Freetown, Sierra Leone, National Population Commission, 1994. , 15,  p.The government of Sierra Leone is very concerned about the poor health status of the country as expressed by the indicators of a high maternal mortality rate (700/100,000), a total fertility rate of 6.2 (in 1985), a crude birth rate of 47/1000 (in 1985), an infant mortality rate of 143/1000 (in 1990), and a life expectancy at birth of only 45.7 years. A civil war has exacerbated the already massive rural-urban migration in the country. Despite severe financial constraints, the government has contributed to the UN Population Fund and continues to appeal to the donor community for technical and financial help to support the economy in general and population programs in particular. Sierra Leone has participated in preparations for and fully supports the 1994 International Conference on Population and Development. This document describes Sierra Leone's past, present, and future population and development linkages. The demographic context is presented in terms of size and growth rate; age and sex composition; fertility; mortality; and population distribution, migration, and urbanization.
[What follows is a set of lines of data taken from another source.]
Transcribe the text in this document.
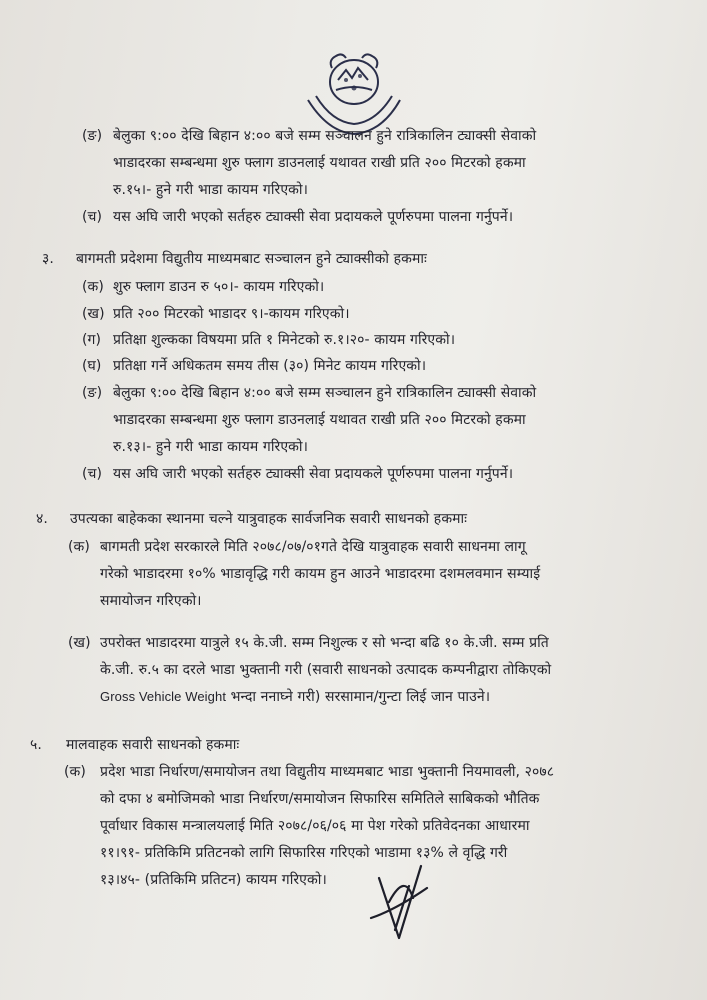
(ङ) बेलुका ९:०० देखि बिहान ४:०० बजे सम्म सञ्चालन हुने रात्रिकालिन ट्याक्सी सेवाको
भाडादरका सम्बन्धमा शुरु फ्लाग डाउनलाई यथावत राखी प्रति २०० मिटरको हकमा
रु.१५।- हुने गरी भाडा कायम गरिएको।
(च) यस अघि जारी भएको सर्तहरु ट्याक्सी सेवा प्रदायकले पूर्णरुपमा पालना गर्नुपर्ने।
३. बागमती प्रदेशमा विद्युतीय माध्यमबाट सञ्चालन हुने ट्याक्सीको हकमाः
(क) शुरु फ्लाग डाउन रु ५०।- कायम गरिएको।
(ख) प्रति २०० मिटरको भाडादर ९।-कायम गरिएको।
(ग) प्रतिक्षा शुल्कका विषयमा प्रति १ मिनेटको रु.१।२०- कायम गरिएको।
(घ) प्रतिक्षा गर्ने अधिकतम समय तीस (३०) मिनेट कायम गरिएको।
(ङ) बेलुका ९:०० देखि बिहान ४:०० बजे सम्म सञ्चालन हुने रात्रिकालिन ट्याक्सी सेवाको
भाडादरका सम्बन्धमा शुरु फ्लाग डाउनलाई यथावत राखी प्रति २०० मिटरको हकमा
रु.१३।- हुने गरी भाडा कायम गरिएको।
(च) यस अघि जारी भएको सर्तहरु ट्याक्सी सेवा प्रदायकले पूर्णरुपमा पालना गर्नुपर्ने।
४. उपत्यका बाहेकका स्थानमा चल्ने यात्रुवाहक सार्वजनिक सवारी साधनको हकमाः
(क) बागमती प्रदेश सरकारले मिति २०७८/०७/०१गते देखि यात्रुवाहक सवारी साधनमा लागू
गरेको भाडादरमा १०% भाडावृद्धि गरी कायम हुन आउने भाडादरमा दशमलवमान सम्याई
समायोजन गरिएको।
(ख) उपरोक्त भाडादरमा यात्रुले १५ के.जी. सम्म निशुल्क र सो भन्दा बढि १० के.जी. सम्म प्रति
के.जी. रु.५ का दरले भाडा भुक्तानी गरी (सवारी साधनको उत्पादक कम्पनीद्वारा तोकिएको
Gross Vehicle Weight भन्दा ननाघ्ने गरी) सरसामान/गुन्टा लिई जान पाउने।
५. मालवाहक सवारी साधनको हकमाः
(क) प्रदेश भाडा निर्धारण/समायोजन तथा विद्युतीय माध्यमबाट भाडा भुक्तानी नियमावली, २०७८
को दफा ४ बमोजिमको भाडा निर्धारण/समायोजन सिफारिस समितिले साबिकको भौतिक
पूर्वाधार विकास मन्त्रालयलाई मिति २०७८/०६/०६ मा पेश गरेको प्रतिवेदनका आधारमा
११।९१- प्रतिकिमि प्रतिटनको लागि सिफारिस गरिएको भाडामा १३% ले वृद्धि गरी
१३।४५- (प्रतिकिमि प्रतिटन) कायम गरिएको।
The population policy planning and program framework is set out through discussions of the national perception of population issues, the national population policy, population in development planning, and a profile of the national population program [including maternal-child health and family planning (FP) services; information, education, and communication; data collection, analysis, and research; primary health care, population and the environment; youth and adolescents and development; women and development; and population distribution and migration]. The operational aspects of the program are described with emphasis on political and national support, FP service delivery and coverage, monitoring and evaluation, and funding. The action plan for the future includes priority concerns; an outline of the policy framework; the design of population program activities; program coordination, monitoring, and evaluation; and resource mobilization. The government's commitment is reiterated in a summary and in 13 recommendations of action to strengthen the population program, address environmental issues, improve the status of women, improve rural living conditions, and improve data collection.